Can one visuallize this subject Chris has elegantly framed, is a symptom of a far greater problem? In others words, we’ve been making wrong decisions for a long time for us to have gotten to here. Please think about this.
i take it then that no amount of punishment will deter unethical behavior among white collar criminals.
I work in the medical development industry.
When a company brings an FDA approved product to market, they have to anticipate that at some unknown time down the road the FDA will suddenly appear (without advance notice) at their doorstep. If they have all their ducks in a row and pass the surprise inspection, all is good. If they don’t, they could be shut down immediately if the faults are egregious enough. This tends to ensure that medical companies follow the rules more often than not. Those who don’t will quickly find themselves out of business.
Based on this, I have two suggestions:
1. Beef up the enforcement arm of the SEC with no-nonsense, ethical staff (Elliot Ness where are you?).
2. Begin surprise visits to financial companies and demand to see their books. If they are above board and complying with all the rules, all is well. If not, the offending company should be immediately prohibited from operating and all of their clients should be reimbursed to the extent possible.
A criminal investigation should then immediately begin with the goal of ensuring the "perps" spend a sufficient amount of time in jail to discourage any such activity in the future. This would also send a very clear warning signal to others who were doing the same thing or thinking of doing so.
Mind you, we need investigators who don’t coddle the company being investigated as they did with Madoff. If we can’t get that to happen, then items 1 and 2 become pointless and we might as well all go live with Matrix!
I think the point that I am trying to make is that the fundamentals of the system make enforcement nearly impossible. In the old days when there was a new regulatory requirement, banks and other financial institutions would move the goal posts a little. Over the past two decades they have left the stadium and built an unregulated theme park. The guys (and it is mostly guys) who run and work in the theme park are the best and brightest in the industry – they left the stock exchanges a long time ago. So even if we doubled the number of regulators it is unlikely that they would "catch" enough of the offenders to make a dent.

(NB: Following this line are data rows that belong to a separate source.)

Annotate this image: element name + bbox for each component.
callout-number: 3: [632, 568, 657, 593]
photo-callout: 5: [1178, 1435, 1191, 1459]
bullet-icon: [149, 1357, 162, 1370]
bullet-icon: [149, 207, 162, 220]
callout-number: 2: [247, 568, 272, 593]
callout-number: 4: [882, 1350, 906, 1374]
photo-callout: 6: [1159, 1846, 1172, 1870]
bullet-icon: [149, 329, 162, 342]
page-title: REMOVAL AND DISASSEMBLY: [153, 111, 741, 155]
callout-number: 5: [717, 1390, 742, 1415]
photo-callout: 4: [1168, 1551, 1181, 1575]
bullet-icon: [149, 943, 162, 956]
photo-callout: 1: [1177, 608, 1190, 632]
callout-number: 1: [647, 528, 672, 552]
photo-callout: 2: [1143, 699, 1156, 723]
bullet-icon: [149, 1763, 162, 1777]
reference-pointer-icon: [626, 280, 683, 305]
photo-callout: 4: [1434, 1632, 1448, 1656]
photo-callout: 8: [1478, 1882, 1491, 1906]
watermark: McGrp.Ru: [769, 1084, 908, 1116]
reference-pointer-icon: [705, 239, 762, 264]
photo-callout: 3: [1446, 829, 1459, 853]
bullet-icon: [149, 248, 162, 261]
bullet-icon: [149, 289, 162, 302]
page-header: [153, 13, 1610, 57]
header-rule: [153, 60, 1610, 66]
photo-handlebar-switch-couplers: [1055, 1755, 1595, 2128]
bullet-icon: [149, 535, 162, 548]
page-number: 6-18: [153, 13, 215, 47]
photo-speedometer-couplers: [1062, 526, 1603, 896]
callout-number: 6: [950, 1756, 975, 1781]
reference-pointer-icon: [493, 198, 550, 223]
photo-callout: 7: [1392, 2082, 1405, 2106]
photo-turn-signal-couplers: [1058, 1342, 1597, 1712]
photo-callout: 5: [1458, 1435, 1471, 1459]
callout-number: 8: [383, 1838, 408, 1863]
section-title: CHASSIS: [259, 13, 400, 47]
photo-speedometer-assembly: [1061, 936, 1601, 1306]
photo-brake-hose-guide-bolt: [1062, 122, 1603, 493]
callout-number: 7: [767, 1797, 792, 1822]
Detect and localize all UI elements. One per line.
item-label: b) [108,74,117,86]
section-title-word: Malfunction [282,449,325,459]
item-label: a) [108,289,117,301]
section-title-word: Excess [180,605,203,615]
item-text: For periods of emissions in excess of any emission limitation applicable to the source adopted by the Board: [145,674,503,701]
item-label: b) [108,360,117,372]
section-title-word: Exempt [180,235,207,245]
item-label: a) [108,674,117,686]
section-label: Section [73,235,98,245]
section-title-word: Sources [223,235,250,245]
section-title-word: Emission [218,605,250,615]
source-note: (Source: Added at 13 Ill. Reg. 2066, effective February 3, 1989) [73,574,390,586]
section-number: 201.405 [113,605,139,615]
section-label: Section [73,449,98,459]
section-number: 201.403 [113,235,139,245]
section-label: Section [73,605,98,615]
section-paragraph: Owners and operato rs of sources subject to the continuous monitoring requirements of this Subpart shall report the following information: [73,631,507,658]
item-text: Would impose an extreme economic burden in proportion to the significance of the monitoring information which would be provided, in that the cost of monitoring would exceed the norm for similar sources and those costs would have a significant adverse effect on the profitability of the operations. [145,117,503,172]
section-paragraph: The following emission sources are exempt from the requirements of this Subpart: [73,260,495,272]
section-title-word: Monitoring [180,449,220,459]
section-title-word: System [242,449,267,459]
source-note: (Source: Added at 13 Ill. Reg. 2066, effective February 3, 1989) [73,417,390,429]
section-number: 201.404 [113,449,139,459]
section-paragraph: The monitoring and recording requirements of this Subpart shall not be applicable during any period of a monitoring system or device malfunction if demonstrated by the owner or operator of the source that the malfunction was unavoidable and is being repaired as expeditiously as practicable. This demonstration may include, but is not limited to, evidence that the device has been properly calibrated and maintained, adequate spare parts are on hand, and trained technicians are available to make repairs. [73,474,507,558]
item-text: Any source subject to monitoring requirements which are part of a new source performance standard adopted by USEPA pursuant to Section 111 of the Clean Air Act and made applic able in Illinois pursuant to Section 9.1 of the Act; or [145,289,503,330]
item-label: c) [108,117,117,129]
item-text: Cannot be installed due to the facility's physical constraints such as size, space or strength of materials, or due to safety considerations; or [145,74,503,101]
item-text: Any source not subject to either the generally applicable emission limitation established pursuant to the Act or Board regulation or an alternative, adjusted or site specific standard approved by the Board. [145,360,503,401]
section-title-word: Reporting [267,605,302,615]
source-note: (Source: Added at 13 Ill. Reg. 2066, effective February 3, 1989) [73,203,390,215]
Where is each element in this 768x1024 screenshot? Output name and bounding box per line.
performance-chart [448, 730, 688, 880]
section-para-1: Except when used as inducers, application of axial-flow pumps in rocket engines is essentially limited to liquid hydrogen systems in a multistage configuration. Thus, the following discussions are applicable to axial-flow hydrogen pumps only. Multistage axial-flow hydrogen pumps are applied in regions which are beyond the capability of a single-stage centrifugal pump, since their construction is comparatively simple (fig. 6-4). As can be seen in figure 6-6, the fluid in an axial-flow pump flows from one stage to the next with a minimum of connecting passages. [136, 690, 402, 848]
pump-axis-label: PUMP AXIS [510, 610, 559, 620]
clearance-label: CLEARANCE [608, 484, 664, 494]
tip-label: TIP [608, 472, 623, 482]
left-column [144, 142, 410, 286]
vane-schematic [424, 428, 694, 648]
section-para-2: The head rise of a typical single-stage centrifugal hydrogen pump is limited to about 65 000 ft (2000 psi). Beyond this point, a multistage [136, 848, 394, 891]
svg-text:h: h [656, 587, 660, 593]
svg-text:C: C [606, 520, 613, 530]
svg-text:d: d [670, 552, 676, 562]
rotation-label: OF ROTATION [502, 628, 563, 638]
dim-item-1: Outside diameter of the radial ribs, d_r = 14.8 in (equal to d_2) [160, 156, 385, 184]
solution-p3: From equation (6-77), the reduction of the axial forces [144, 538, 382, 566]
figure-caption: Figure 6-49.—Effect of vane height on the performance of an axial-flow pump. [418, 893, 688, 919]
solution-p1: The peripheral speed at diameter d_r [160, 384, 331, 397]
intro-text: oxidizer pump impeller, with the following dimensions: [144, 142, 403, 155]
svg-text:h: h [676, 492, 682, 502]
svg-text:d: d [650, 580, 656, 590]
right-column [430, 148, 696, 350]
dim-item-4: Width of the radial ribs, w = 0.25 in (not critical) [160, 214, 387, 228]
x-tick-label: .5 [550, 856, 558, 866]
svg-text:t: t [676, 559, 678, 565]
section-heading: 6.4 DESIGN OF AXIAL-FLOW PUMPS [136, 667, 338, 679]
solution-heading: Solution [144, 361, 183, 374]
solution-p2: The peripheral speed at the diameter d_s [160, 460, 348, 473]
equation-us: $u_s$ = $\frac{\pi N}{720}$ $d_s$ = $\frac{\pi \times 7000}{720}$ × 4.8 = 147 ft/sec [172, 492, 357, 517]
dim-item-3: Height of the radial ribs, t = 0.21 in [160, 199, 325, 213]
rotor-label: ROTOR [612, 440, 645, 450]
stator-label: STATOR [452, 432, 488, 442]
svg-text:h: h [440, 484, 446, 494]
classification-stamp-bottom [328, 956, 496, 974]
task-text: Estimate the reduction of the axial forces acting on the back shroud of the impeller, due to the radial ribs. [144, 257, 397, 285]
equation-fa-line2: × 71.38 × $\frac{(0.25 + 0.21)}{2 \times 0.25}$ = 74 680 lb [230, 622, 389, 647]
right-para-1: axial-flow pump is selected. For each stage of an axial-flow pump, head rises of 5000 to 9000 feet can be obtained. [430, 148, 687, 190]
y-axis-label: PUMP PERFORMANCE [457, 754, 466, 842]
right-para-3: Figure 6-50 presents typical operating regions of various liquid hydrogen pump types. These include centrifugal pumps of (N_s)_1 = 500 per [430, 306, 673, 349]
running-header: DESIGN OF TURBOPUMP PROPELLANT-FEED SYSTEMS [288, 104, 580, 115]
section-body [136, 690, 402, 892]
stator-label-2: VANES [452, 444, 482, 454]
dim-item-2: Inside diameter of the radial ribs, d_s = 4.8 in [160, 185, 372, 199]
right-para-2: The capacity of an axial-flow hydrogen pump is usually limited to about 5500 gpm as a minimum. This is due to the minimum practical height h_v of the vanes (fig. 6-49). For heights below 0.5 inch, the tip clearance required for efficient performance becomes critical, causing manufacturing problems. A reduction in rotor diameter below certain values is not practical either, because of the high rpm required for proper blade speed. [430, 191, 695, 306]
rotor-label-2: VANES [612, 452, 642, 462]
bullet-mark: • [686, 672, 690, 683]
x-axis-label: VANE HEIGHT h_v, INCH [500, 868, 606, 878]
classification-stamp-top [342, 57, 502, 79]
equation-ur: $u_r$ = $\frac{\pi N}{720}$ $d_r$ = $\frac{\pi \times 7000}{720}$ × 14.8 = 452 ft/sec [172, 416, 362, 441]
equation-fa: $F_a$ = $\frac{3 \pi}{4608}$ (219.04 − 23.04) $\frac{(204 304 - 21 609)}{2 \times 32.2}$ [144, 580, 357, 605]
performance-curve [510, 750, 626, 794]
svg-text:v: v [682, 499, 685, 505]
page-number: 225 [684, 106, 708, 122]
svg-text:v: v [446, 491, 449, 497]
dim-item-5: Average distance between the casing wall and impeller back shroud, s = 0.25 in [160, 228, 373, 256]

And by the way, the offenders are doing what we ask them to do – until the bubble bursts and then we get upset about what we chose not to pay attention to.
Bottom line, I don’t think regulation is the answer to fixing the problem. The problem is systemic. Until we deal with a system that requires bubbles to generate money to pay interest at the compounding rate that the Crash Course describes we will never regulate ourselves into a sustainable and ethical economic system.
So, I think we are still dealing with symptoms and not root causes.
I think that many of those highly complex high risk modern financial instruments should never have become legal. They are the economical equivalent to allowing companies and individuals to own nukes. Inevitably, once in a while some of those economical nukes will explode.